Hoelscher’s efforts are appreciated by 4-H and extension leaders.
“Jeff Hoelscher is a true servant leader in Cole County,” said 4-H Youth Specialist Jenny Flatt. “I have worked with Jeff for four years. I have admired Jeff’s perspective and his knowledge about working with people and with construction projects. Jeff has always been willing to lend 4-H a hand, providing expertise and desire to give back to the community.”
Hoelscher said 4-H continues to deal with the stigma of just being just for farm kids.
“They’re open to everybody who wants an opportunity to learn new things,” he said. “They have 4-H groups in the city and they’re always looking to do new things. There some that want to get a groups for equestrian lovers. There’s a group dealing with robotics. Young adults can do projects by themselves or as a group. It’s not athletic so if they don’t like sports this gets them another opportunity to meet people and not just sit around home.”
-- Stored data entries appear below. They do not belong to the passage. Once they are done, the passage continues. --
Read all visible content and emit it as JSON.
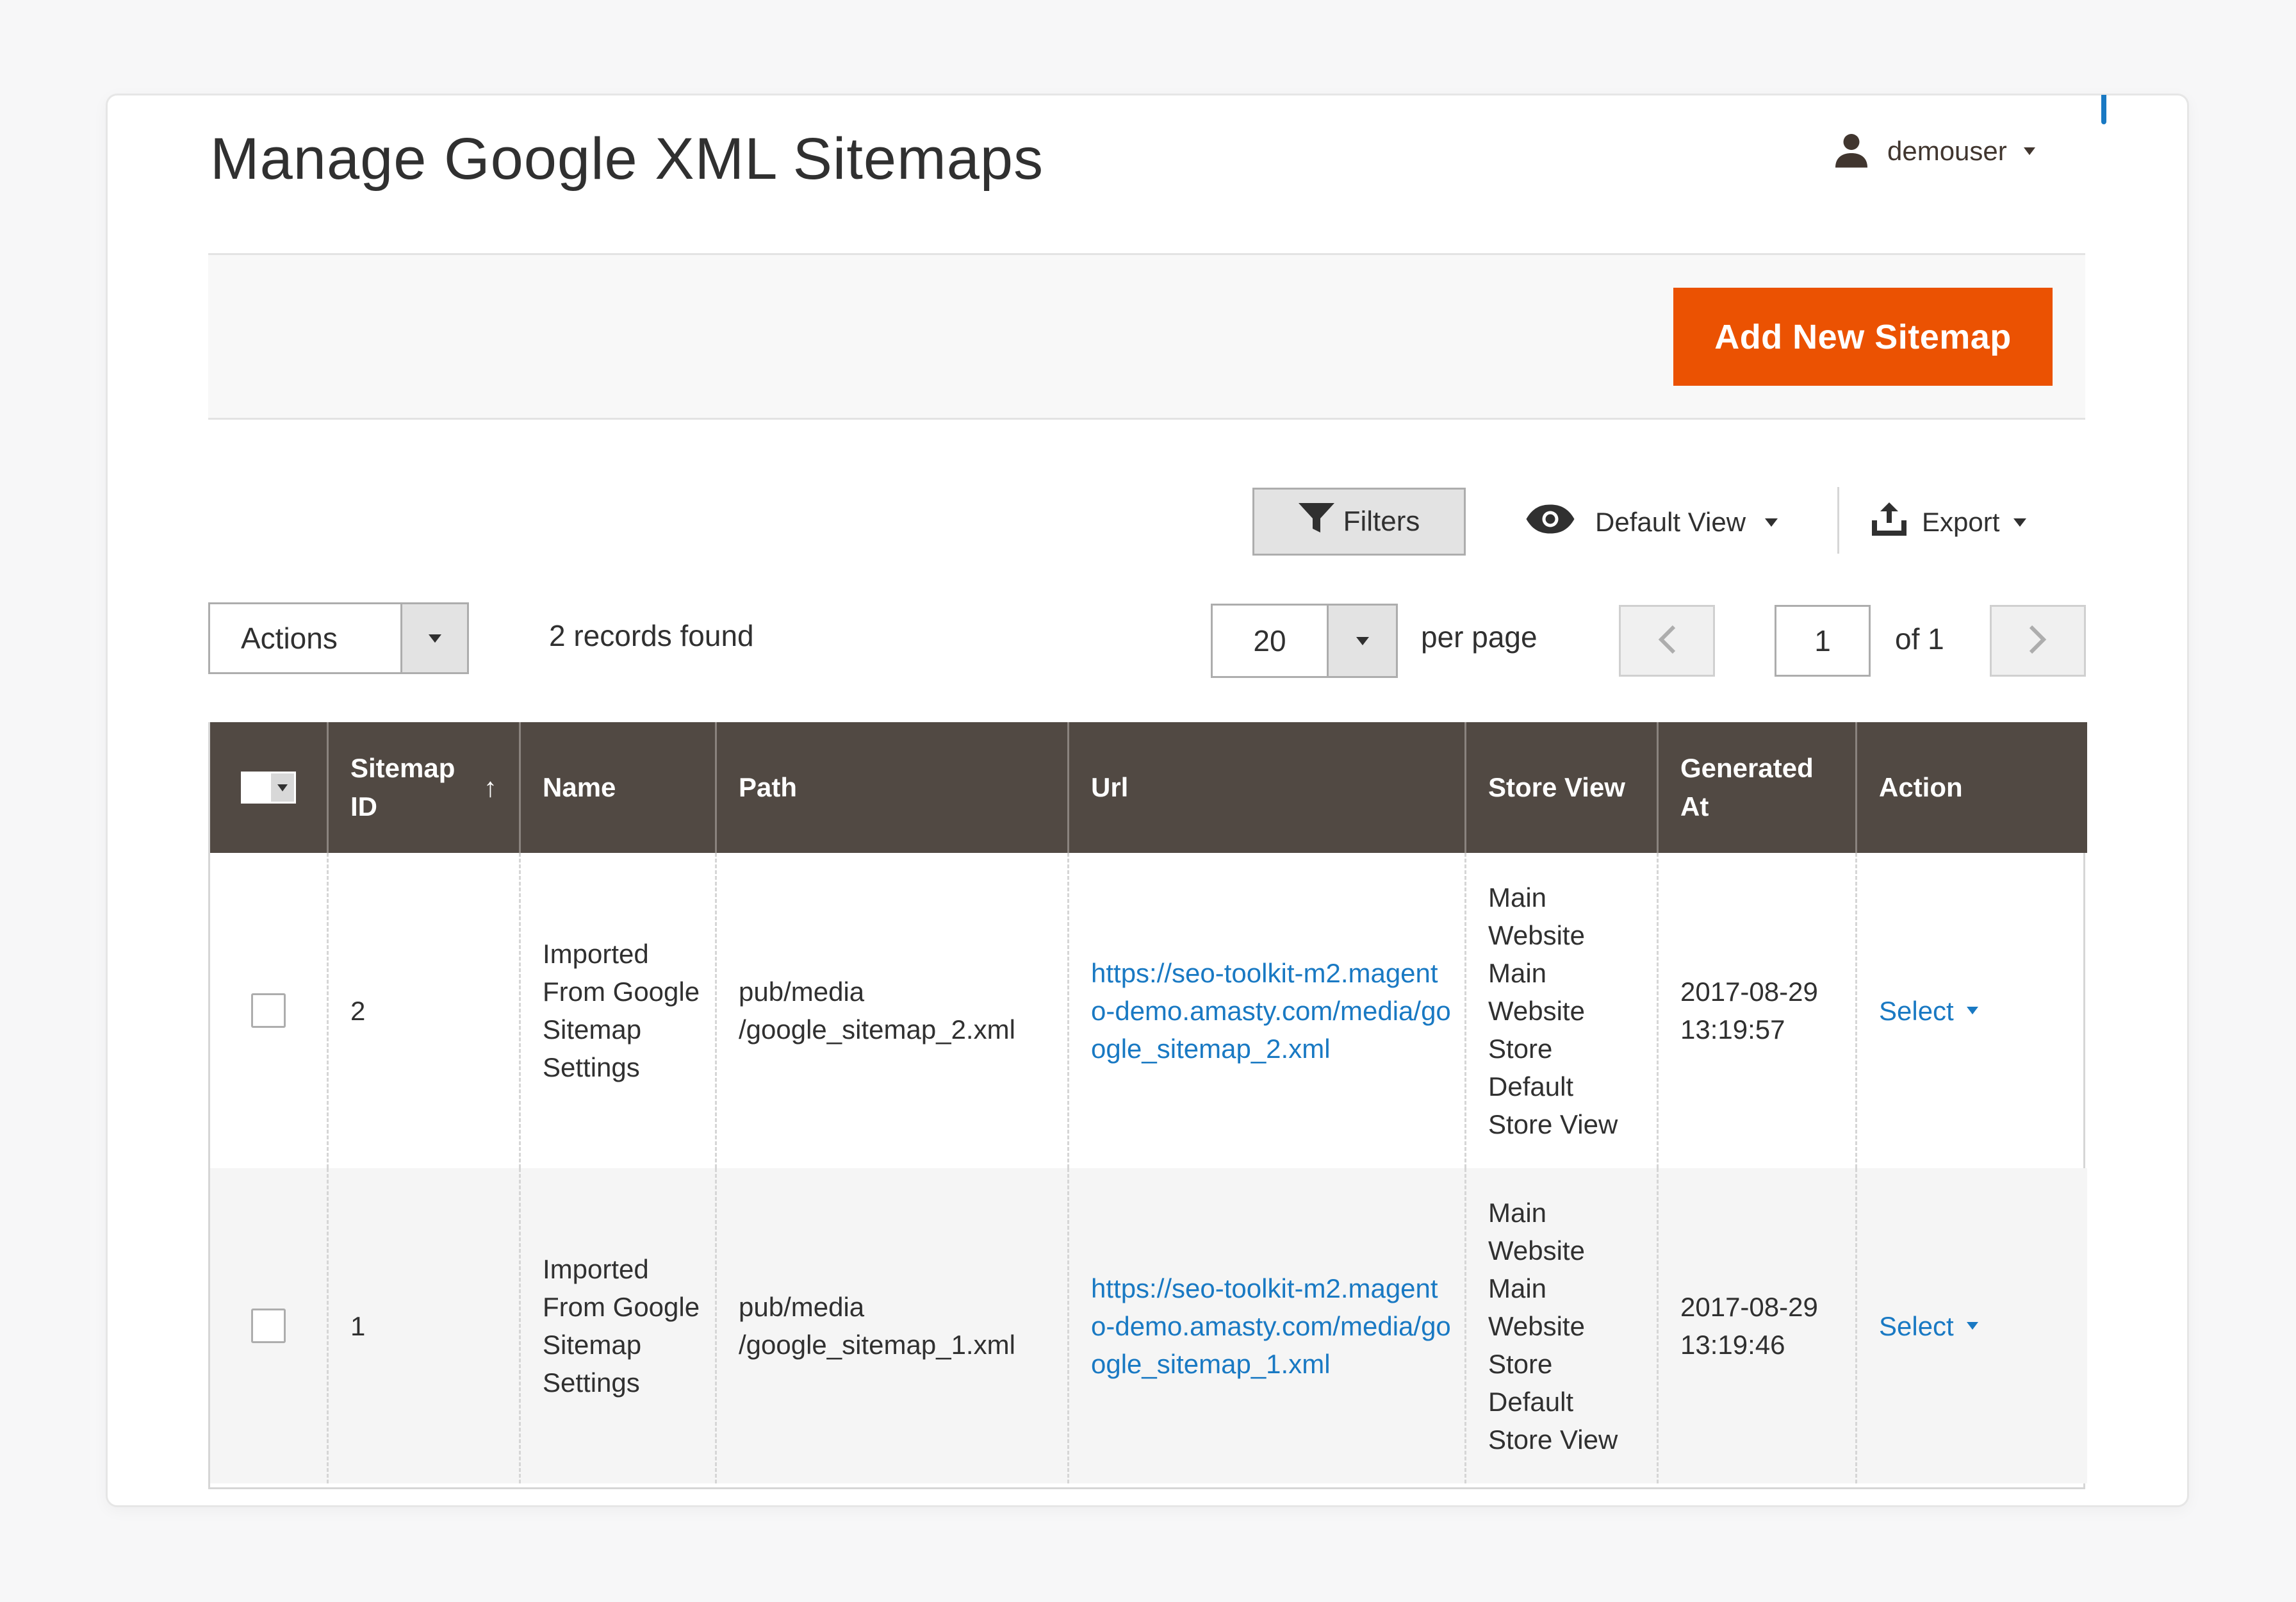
{
  "header": {
    "title": "Manage Google XML Sitemaps",
    "user": "demouser"
  },
  "page_actions": {
    "add_button": "Add New Sitemap"
  },
  "toolbar": {
    "filters": "Filters",
    "view": "Default View",
    "export": "Export",
    "actions": "Actions",
    "records": "2 records found",
    "per_page_value": "20",
    "per_page_label": "per page",
    "page": "1",
    "of_pages": "of 1"
  },
  "table": {
    "columns": [
      "Sitemap ID",
      "Name",
      "Path",
      "Url",
      "Store View",
      "Generated At",
      "Action"
    ],
    "sort_indicator": "↑",
    "rows": [
      {
        "id": "2",
        "name": "Imported From Google Sitemap Settings",
        "path": "pub/media /google_sitemap_2.xml",
        "url": "https://seo-toolkit-m2.magento-demo.amasty.com/media/google_sitemap_2.xml",
        "store_view": "Main\nWebsite\n   Main\nWebsite\nStore\n      Default\nStore View",
        "generated_at": "2017-08-29 13:19:57",
        "action": "Select"
      },
      {
        "id": "1",
        "name": "Imported From Google Sitemap Settings",
        "path": "pub/media /google_sitemap_1.xml",
        "url": "https://seo-toolkit-m2.magento-demo.amasty.com/media/google_sitemap_1.xml",
        "store_view": "Main\nWebsite\n   Main\nWebsite\nStore\n      Default\nStore View",
        "generated_at": "2017-08-29 13:19:46",
        "action": "Select"
      }
    ]
  },
  "colors": {
    "accent": "#eb5202",
    "header_bg": "#514943",
    "link": "#1979c3"
  },
  "icons": [
    "user-icon",
    "filter-icon",
    "eye-icon",
    "export-icon",
    "chevron-left-icon",
    "chevron-right-icon",
    "caret-down-icon"
  ]
}
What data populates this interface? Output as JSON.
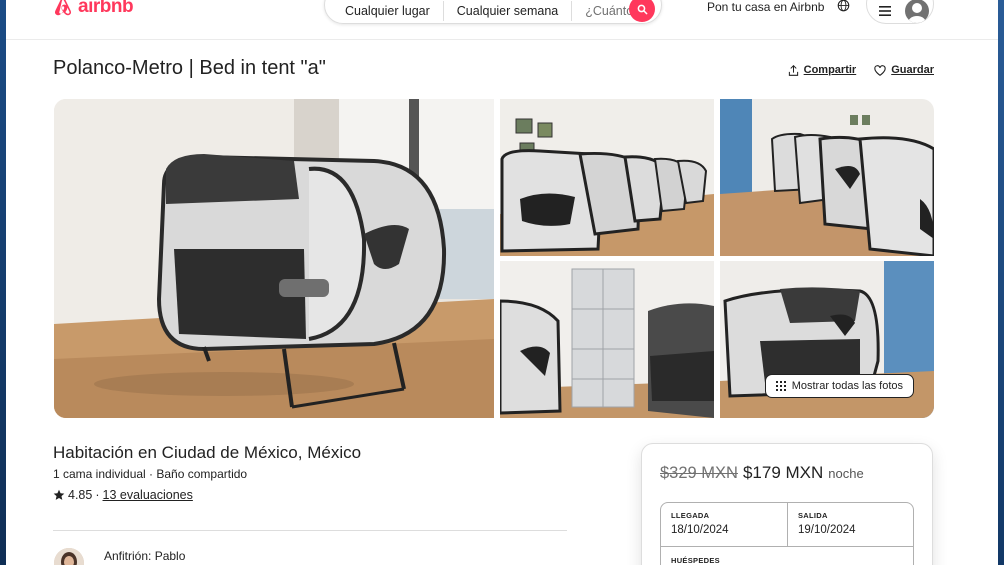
{
  "header": {
    "logo_text": "airbnb",
    "search": {
      "location": "Cualquier lugar",
      "dates": "Cualquier semana",
      "guests": "¿Cuántos?"
    },
    "host_link": "Pon tu casa en Airbnb"
  },
  "listing": {
    "title": "Polanco-Metro | Bed in tent \"a\"",
    "share_label": "Compartir",
    "save_label": "Guardar",
    "show_all_photos": "Mostrar todas las fotos",
    "room_type": "Habitación en Ciudad de México, México",
    "details": "1 cama individual · Baño compartido",
    "rating_value": "4.85",
    "rating_separator": "·",
    "reviews_label": "13 evaluaciones",
    "host_label": "Anfitrión: Pablo"
  },
  "booking": {
    "original_price": "$329 MXN",
    "price": "$179 MXN",
    "per": "noche",
    "checkin_label": "LLEGADA",
    "checkin_value": "18/10/2024",
    "checkout_label": "SALIDA",
    "checkout_value": "19/10/2024",
    "guests_label": "HUÉSPEDES"
  },
  "colors": {
    "brand": "#ff385c",
    "text": "#222222",
    "muted": "#717171"
  },
  "icons": [
    "airbnb-logo-icon",
    "search-icon",
    "globe-icon",
    "menu-icon",
    "user-icon",
    "share-icon",
    "heart-icon",
    "grid-icon",
    "star-icon"
  ]
}
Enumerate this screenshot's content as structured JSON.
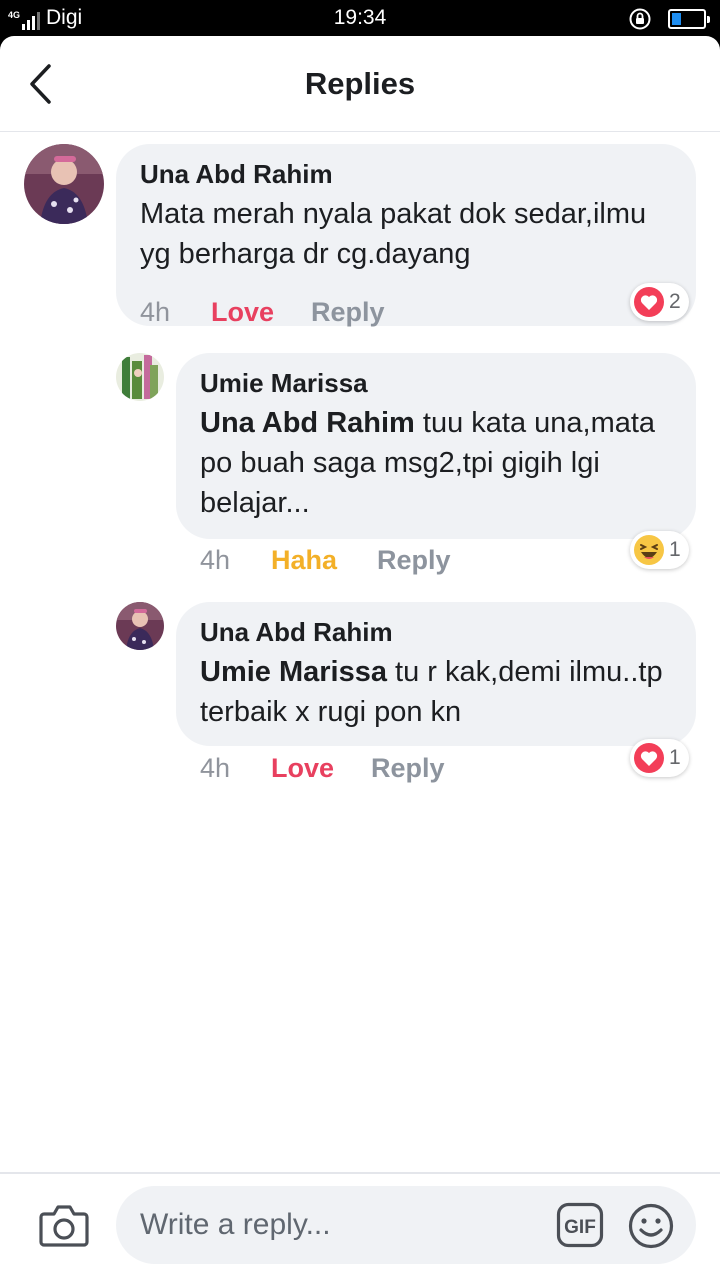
{
  "status_bar": {
    "network": "4G",
    "carrier": "Digi",
    "time": "19:34",
    "battery_level": 0.3
  },
  "header": {
    "title": "Replies",
    "back_icon": "chevron-left-icon"
  },
  "comments": [
    {
      "author": "Una Abd Rahim",
      "mention": "",
      "text": "Mata merah nyala pakat dok sedar,ilmu yg berharga dr cg.dayang",
      "time": "4h",
      "reaction_label": "Love",
      "reply_label": "Reply",
      "reaction_icon": "love-icon",
      "reaction_count": "2"
    },
    {
      "author": "Umie Marissa",
      "mention": "Una Abd Rahim",
      "text": " tuu kata una,mata po buah saga msg2,tpi gigih lgi belajar...",
      "time": "4h",
      "reaction_label": "Haha",
      "reply_label": "Reply",
      "reaction_icon": "haha-icon",
      "reaction_count": "1"
    },
    {
      "author": "Una Abd Rahim",
      "mention": "Umie Marissa",
      "text": " tu r kak,demi ilmu..tp terbaik x rugi pon kn",
      "time": "4h",
      "reaction_label": "Love",
      "reply_label": "Reply",
      "reaction_icon": "love-icon",
      "reaction_count": "1"
    }
  ],
  "composer": {
    "placeholder": "Write a reply...",
    "camera_icon": "camera-icon",
    "gif_label": "GIF",
    "emoji_icon": "smiley-icon"
  },
  "colors": {
    "love": "#e8405f",
    "haha": "#f3b028",
    "bubble": "#f0f2f5",
    "battery": "#1f8ef1"
  }
}
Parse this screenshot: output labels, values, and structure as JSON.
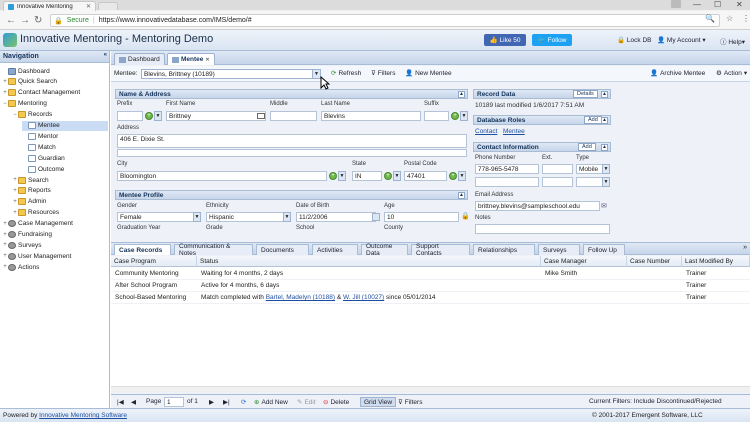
{
  "browser": {
    "tab_title": "Innovative Mentoring",
    "secure_label": "Secure",
    "url": "https://www.innovativedatabase.com/IMS/demo/#"
  },
  "app": {
    "title": "Innovative Mentoring - Mentoring Demo",
    "facebook_label": "Like 50",
    "twitter_label": "Follow",
    "lock_db": "Lock DB",
    "my_account": "My Account",
    "help": "Help"
  },
  "navigation": {
    "header": "Navigation",
    "items": [
      {
        "label": "Dashboard"
      },
      {
        "label": "Quick Search"
      },
      {
        "label": "Contact Management"
      },
      {
        "label": "Mentoring"
      },
      {
        "label": "Records"
      },
      {
        "label": "Mentee"
      },
      {
        "label": "Mentor"
      },
      {
        "label": "Match"
      },
      {
        "label": "Guardian"
      },
      {
        "label": "Outcome"
      },
      {
        "label": "Search"
      },
      {
        "label": "Reports"
      },
      {
        "label": "Admin"
      },
      {
        "label": "Resources"
      },
      {
        "label": "Case Management"
      },
      {
        "label": "Fundraising"
      },
      {
        "label": "Surveys"
      },
      {
        "label": "User Management"
      },
      {
        "label": "Actions"
      }
    ]
  },
  "main_tabs": [
    {
      "label": "Dashboard"
    },
    {
      "label": "Mentee"
    }
  ],
  "toolbar": {
    "mentee_label": "Mentee:",
    "mentee_value": "Blevins, Brittney (10189)",
    "refresh": "Refresh",
    "filters": "Filters",
    "new_mentee": "New Mentee",
    "archive_mentee": "Archive Mentee",
    "action": "Action"
  },
  "name_address": {
    "header": "Name & Address",
    "prefix_lbl": "Prefix",
    "first_lbl": "First Name",
    "first_val": "Brittney",
    "middle_lbl": "Middle",
    "last_lbl": "Last Name",
    "last_val": "Blevins",
    "suffix_lbl": "Suffix",
    "address_lbl": "Address",
    "address_val": "406 E. Dixie St.",
    "city_lbl": "City",
    "city_val": "Bloomington",
    "state_lbl": "State",
    "state_val": "IN",
    "postal_lbl": "Postal Code",
    "postal_val": "47401"
  },
  "mentee_profile": {
    "header": "Mentee Profile",
    "gender_lbl": "Gender",
    "gender_val": "Female",
    "ethnicity_lbl": "Ethnicity",
    "ethnicity_val": "Hispanic",
    "dob_lbl": "Date of Birth",
    "dob_val": "11/2/2006",
    "age_lbl": "Age",
    "age_val": "10",
    "grad_lbl": "Graduation Year",
    "grade_lbl": "Grade",
    "school_lbl": "School",
    "county_lbl": "County"
  },
  "record_data": {
    "header": "Record Data",
    "details": "Details",
    "text": "10189 last modified 1/6/2017 7:51 AM"
  },
  "db_roles": {
    "header": "Database Roles",
    "add": "Add",
    "role1": "Contact",
    "role2": "Mentee"
  },
  "contact_info": {
    "header": "Contact Information",
    "add": "Add",
    "phone_lbl": "Phone Number",
    "ext_lbl": "Ext.",
    "type_lbl": "Type",
    "phone_val": "778-965-5478",
    "type_val": "Mobile",
    "email_lbl": "Email Address",
    "email_val": "brittney.blevins@sampleschool.edu",
    "notes_lbl": "Notes"
  },
  "bottom_tabs": [
    {
      "label": "Case Records"
    },
    {
      "label": "Communication & Notes"
    },
    {
      "label": "Documents"
    },
    {
      "label": "Activities"
    },
    {
      "label": "Outcome Data"
    },
    {
      "label": "Support Contacts"
    },
    {
      "label": "Relationships"
    },
    {
      "label": "Surveys"
    },
    {
      "label": "Follow Up"
    }
  ],
  "grid": {
    "headers": [
      "Case Program",
      "Status",
      "Case Manager",
      "Case Number",
      "Last Modified By"
    ],
    "rows": [
      {
        "program": "Community Mentoring",
        "status": "Waiting for 4 months, 2 days",
        "manager": "Mike Smith",
        "number": "",
        "modified_by": "Trainer"
      },
      {
        "program": "After School Program",
        "status": "Active for 4 months, 6 days",
        "manager": "",
        "number": "",
        "modified_by": "Trainer"
      },
      {
        "program": "School-Based Mentoring",
        "status_prefix": "Match completed with",
        "link1": "Bartel, Madelyn (10188)",
        "status_mid": "&",
        "link2": "W. Jill (10027)",
        "status_suffix": "since 05/01/2014",
        "manager": "",
        "number": "",
        "modified_by": "Trainer"
      }
    ]
  },
  "pager": {
    "page_lbl": "Page",
    "page_val": "1",
    "of_lbl": "of 1",
    "add_new": "Add New",
    "edit": "Edit",
    "delete": "Delete",
    "grid_view": "Grid View",
    "filters": "Filters",
    "current_filters": "Current Filters: Include Discontinued/Rejected"
  },
  "footer": {
    "powered_prefix": "Powered by",
    "powered_link": "Innovative Mentoring Software",
    "copyright": "© 2001-2017 Emergent Software, LLC"
  },
  "colors": {
    "header_bg": "#c6d5ea",
    "selection": "#c9dcf4",
    "facebook": "#4267b2",
    "twitter": "#1da1f2",
    "link": "#1d4fa0"
  }
}
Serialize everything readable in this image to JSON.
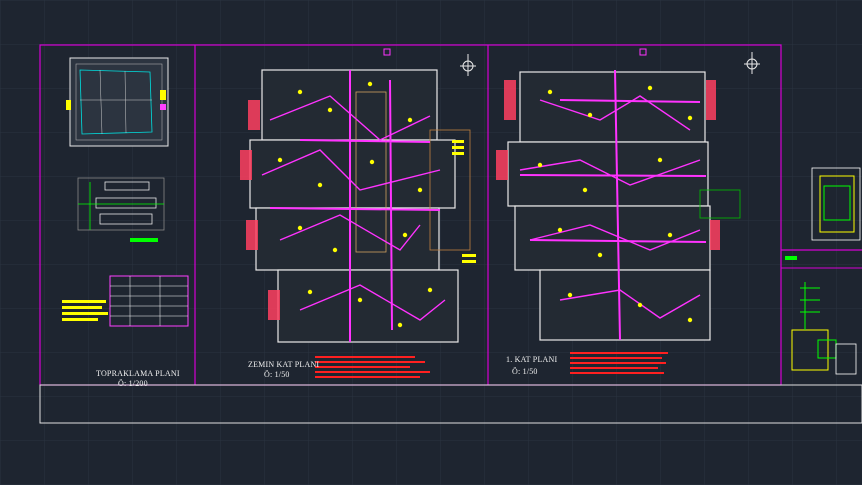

He said it encourages youth to get involved in community. In the real world, you compete against everybody, and 4-H teaches real-world experience, he said.
“Look at a lot of jobs we hire for and this can give these kids something positive for their resume and something to be proud of,” Holescher said. “They earn their keep and have limited funds. I wish I could help out more.”
Flatt said: “I consider Jeff a true partner in the 4-H community, interested in leveraging resources and maintaining a physical presence to support and further the goals of youth development,” Flatt said. “Leaders like Jeff are not often found who are willing to both provide vision and engage in the physical actions to manifest the vision.”